Tour à tour manœuvre, ajusteur, terrassier, correcteur d’imprimerie et apiculteur, Georges Navel fut parallèlement un auteur publiant à la NRF et dans L’Humanité, un temps pressenti pour le Goncourt. Passages est un roman sur les illusions et désillusions de l’enfance et de l’adolescence. Il s’ouvre sur des descriptions poétiques et enchantées de la nature et de la vie rurale dans un petit village lorrain. On y suit les travaux quotidiens de la maisonnée pauvre des Navel, le père à l’usine et au café pour y noyer la souffrance du labeur, la mère à la cueillette et au potager avec ses treize enfants à élever. Tout cela est vu à travers les yeux innocents d’un gamin, qui dans le même temps s’émerveille des promenades aux champignons le long de la Moselle, des altiers militaires allant à cheval sous sa fenêtre, des jeux avec les papillons et les libellules près du ruisseau dans la langueur de l’été. Mais le récit signe aussi, et surtout, le passage à l’adolescence et à l’âge adulte du jeune Georges, suscitant de l’amertume et rendant plus forts la nostalgie et le souvenir de l’enfance.

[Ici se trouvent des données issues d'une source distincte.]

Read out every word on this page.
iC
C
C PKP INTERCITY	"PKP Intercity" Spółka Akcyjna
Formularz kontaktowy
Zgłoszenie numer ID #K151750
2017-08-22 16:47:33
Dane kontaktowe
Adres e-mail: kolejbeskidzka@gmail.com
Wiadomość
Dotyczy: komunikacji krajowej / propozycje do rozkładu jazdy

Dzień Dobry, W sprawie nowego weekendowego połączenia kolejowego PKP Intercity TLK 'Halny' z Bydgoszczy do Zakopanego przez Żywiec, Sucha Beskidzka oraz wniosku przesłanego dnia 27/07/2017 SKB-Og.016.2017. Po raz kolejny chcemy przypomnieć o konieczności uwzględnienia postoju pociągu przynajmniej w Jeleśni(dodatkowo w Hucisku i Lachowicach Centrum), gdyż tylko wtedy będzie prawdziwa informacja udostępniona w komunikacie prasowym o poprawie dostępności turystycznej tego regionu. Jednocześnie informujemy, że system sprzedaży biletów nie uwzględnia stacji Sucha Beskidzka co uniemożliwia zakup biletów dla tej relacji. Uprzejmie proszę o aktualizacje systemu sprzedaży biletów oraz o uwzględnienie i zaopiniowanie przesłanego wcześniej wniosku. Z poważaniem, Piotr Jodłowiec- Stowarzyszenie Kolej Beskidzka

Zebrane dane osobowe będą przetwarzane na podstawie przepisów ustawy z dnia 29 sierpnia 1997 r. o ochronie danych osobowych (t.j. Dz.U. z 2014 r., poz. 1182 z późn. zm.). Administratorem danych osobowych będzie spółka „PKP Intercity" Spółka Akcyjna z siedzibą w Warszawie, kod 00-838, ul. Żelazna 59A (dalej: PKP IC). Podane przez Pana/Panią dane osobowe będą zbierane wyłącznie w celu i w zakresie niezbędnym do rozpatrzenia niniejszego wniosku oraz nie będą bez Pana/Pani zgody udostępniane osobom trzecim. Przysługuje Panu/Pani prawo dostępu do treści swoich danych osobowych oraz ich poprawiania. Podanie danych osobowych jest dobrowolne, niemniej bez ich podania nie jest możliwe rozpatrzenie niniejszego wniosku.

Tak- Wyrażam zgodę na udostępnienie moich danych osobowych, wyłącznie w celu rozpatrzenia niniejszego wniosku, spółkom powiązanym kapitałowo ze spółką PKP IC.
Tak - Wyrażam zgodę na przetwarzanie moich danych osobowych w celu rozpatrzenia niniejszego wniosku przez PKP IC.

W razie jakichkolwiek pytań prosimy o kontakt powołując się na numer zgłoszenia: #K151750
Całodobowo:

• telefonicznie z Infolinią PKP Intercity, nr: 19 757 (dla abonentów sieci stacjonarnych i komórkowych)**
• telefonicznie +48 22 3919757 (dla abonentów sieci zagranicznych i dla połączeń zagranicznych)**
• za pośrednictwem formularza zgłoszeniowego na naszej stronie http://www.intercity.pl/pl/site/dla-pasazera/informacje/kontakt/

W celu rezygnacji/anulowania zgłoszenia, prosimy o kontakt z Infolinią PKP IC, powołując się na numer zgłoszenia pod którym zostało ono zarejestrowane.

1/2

Lors de la Grande Guerre, l’exaltation des premiers jours laisse peu à peu la place à une indicible peur de la mort. Son village se situant proche de la ligne de front, il observe les soldats agonisants et ce qui reste des champs de bataille. Puis il est envoyé par la Croix-Rouge, avec d’autres petits, loin du front, en Algérie : il y côtoie le monde colonial – un instituteur guindé, un gardien de prison placide – et voue une admiration aux fiers « indigènes » avec qui il ressent une proximité, peut-être de classe. Le retour se fait à Lyon, où sa famille a été évacuée, et où il apprend le métier d’ajusteur. Sur les pas de son grand frère, il fréquente le milieu anarcho-syndicaliste, suit les cours de l’université syndicale, défile pour le 1er mai derrière le drapeau noir. Esprit rebelle à toute idéologie, il mènera ensuite une vie itinérante. Déserteur du service militaire, il rejoindra l’armée républicaine dans la guerre d’Espagne en 1936.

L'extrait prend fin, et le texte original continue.